Uvalde has been beleaguered all year by a huge increase in illegal alien smuggling, vehicle pursuits, and bailouts—which is when a vehicle stops and the illegal aliens jump out and scatter to avoid capture.
“We had car chases Friday, we had car chases Saturday, we had car chases Sunday—and bailouts in the community,” McLaughlin said. He’s so fed up, he’e ready to shut down Highway 90 to force attention to the issue.
McLaughlin said the extra Texas state troopers deployed to Uvalde have been a “tremendous help.”
“I can only imagine the number of chases, and the number of bailouts we’d have had in our community without the DPS. That number would probably be triple or quadruple. So I’m very thankful,” he said.
As with Kinney County, though, jail space in Uvalde is perpetually at capacity.
McLaughlin wants to use the commission to cut through the red tape with TDEM, with the jail standards commission, and with the Texas Commission on Law Enforcement (TCOLE).
“You have the governor’s office saying that TDEM is going to help you, and the jail standard commission is waiving things, and TCOLE is going to make it easier for you to bring [retired law enforcement] people back. And that’s not the case right now,” he said.
“I’m almost of the mindset that it’s time to call for a state militia. Because law enforcement is overwhelmed, the federal government’s doing nothing, and so it’s going to be up to us to take care of our state and take care of our citizens.”
Margaret Byfield said although the issues and agencies are different from the superhighway, the 391 commission should work in a similar fashion.
“The scenario is very similar here, where the local governments know exactly what they need to secure the border. And the state, which has the responsibility to do that, is not providing them those resources,” she said.
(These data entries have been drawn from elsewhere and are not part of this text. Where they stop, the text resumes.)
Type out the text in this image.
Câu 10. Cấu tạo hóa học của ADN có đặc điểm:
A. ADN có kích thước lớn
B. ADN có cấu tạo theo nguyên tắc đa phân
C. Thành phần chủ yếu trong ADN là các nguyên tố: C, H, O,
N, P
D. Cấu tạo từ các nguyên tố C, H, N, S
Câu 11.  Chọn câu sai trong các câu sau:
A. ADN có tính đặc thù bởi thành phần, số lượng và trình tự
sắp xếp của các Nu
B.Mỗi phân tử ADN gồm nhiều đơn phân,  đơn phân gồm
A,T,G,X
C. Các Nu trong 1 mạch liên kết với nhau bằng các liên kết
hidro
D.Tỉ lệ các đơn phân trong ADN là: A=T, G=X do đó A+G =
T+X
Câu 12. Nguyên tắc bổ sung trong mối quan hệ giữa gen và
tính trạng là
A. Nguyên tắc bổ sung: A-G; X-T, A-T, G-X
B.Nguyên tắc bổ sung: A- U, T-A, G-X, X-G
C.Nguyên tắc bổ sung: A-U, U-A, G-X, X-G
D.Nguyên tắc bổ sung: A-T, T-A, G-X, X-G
“So it’s a little bit different, but in a lot of ways, it still is the same problem and can still get resolved through the same process.”
She said the counties should also be able to access TDEM funding they need upfront, which could allow for the use of private security contractors without relying on donations.
The next step for the commission is to formulate and prioritize its needs and then contact the relevant agency decision-makers to meet.
Kinney County leadership is united in trying to implement solutions to what they’ve declared is an emergency, but they’re frustrated by the glacial pace it’s all unfolding.
Hunting season looms, and ranchers and residents provide daily evidence that groups of illegal aliens are traversing the county unvetted and unchecked.
And while the different levels of government go through their machinations, many residents of Kinney County remain armed and frustrated.